What I’m talking about are those who make claims that are plainly false in order to deceive unsuspecting customers. That’s what really irks me!
I’ve watched one eBay whip seller for a while. He’s on the 3rd seller I.D. that I know of… In a recent listing with his new seller I.D., he states that he’s new to selling whips eBay, which is flatly untrue. In addition to that, he can’t seem to figure out when he started making whips. At one point the date was coincidentally the same year as I started making whips. In another place, it says that he’s been making whips for “going on a decade.”
So which is it? 22 years or less than 10?? 1991? or 2003-2004?
I don’t expect someone to know the exact day they started a new hobby or craft, but there’s something fishy if they can’t decide which decade they started.
Another inconsistency I’ve seen is great swelling claims of having made “[insert random number] thousand” of nylon whips on one listing and then another “[insert random number] thousand” of nylon whips on another listing. An unsuspecting customer may not think anything of this, but it sets off all sorts of warning flags for me.
A while back I did some math with the claims I saw on one eBay listing. If I recall correctly, it came out that in order to support the claim, he had to be making something like 750 whips per year in order for it to be possible! That’s 2 whips per day. While I won’t say that’s totally impossible, I’d say it’s highly improbable. From other information I’m aware of, I’m almost certain our unscrupulous seller just picked a large, random number in order to fool people about his experience.
The most prolific whipmaker I know of in the USA is Krist King. He has many retail outlets selling his nylon whips and they are literally everywhere. He tells me he produces an average of 12 or 13 whips per week, depending on what kind he’s making. I believe that claim because I’ve seen evidence of it over the years. With the particular eBay seller I have in mind, I’ve seen no evidence to support the outrageous claims that have been made.

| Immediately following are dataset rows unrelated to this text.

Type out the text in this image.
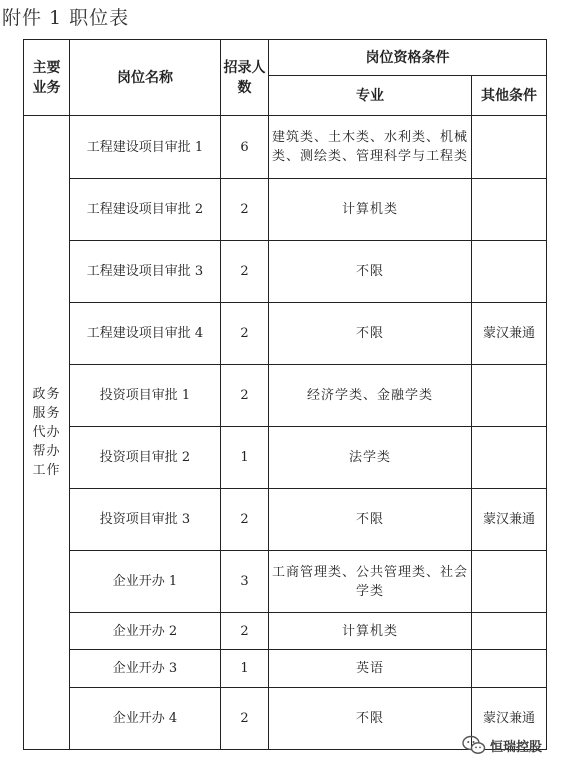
附件 1 职位表
主要业务	岗位名称	招录人数	岗位资格条件	
			专业	其他条件
政务服务代办帮办工作	工程建设项目审批 1	6	建筑类、土木类、水利类、机械类、测绘类、管理科学与工程类	
	工程建设项目审批 2	2	计算机类	
	工程建设项目审批 3	2	不限	
	工程建设项目审批 4	2	不限	蒙汉兼通
	投资项目审批 1	2	经济学类、金融学类	
	投资项目审批 2	1	法学类	
	投资项目审批 3	2	不限	蒙汉兼通
	企业开办 1	3	工商管理类、公共管理类、社会学类	
	企业开办 2	2	计算机类	
	企业开办 3	1	英语	
	企业开办 4	2	不限	蒙汉兼通
恒瑞控股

Personally, I see nothing to be gained from making boastful claims of having made “[insert random number] thousand” whips or something when I know it’s not true. I’d rather be known for quality instead of quantity anyway.
I don’t understand why some people can’t just be real. What’s wrong with being honest about your experience and doing your best to make a good product? Why not be proud of what you’ve actually accomplished instead of trying to deceive people into thinking you’re something you’re not?
In closing, I hope whip buyers will take time to evaluate some of the claims they see. Compare listings and see if the seller is being consistent in the stories he or she is telling. If a seller won’t put his real name on his product, that should be a red flag right there.
If you see claims of thousands of whips having been made in a certain period of time, break out a calculator and see if the numbers look realistic. There’s far too many good sellers out there for you to be doing business with shysters.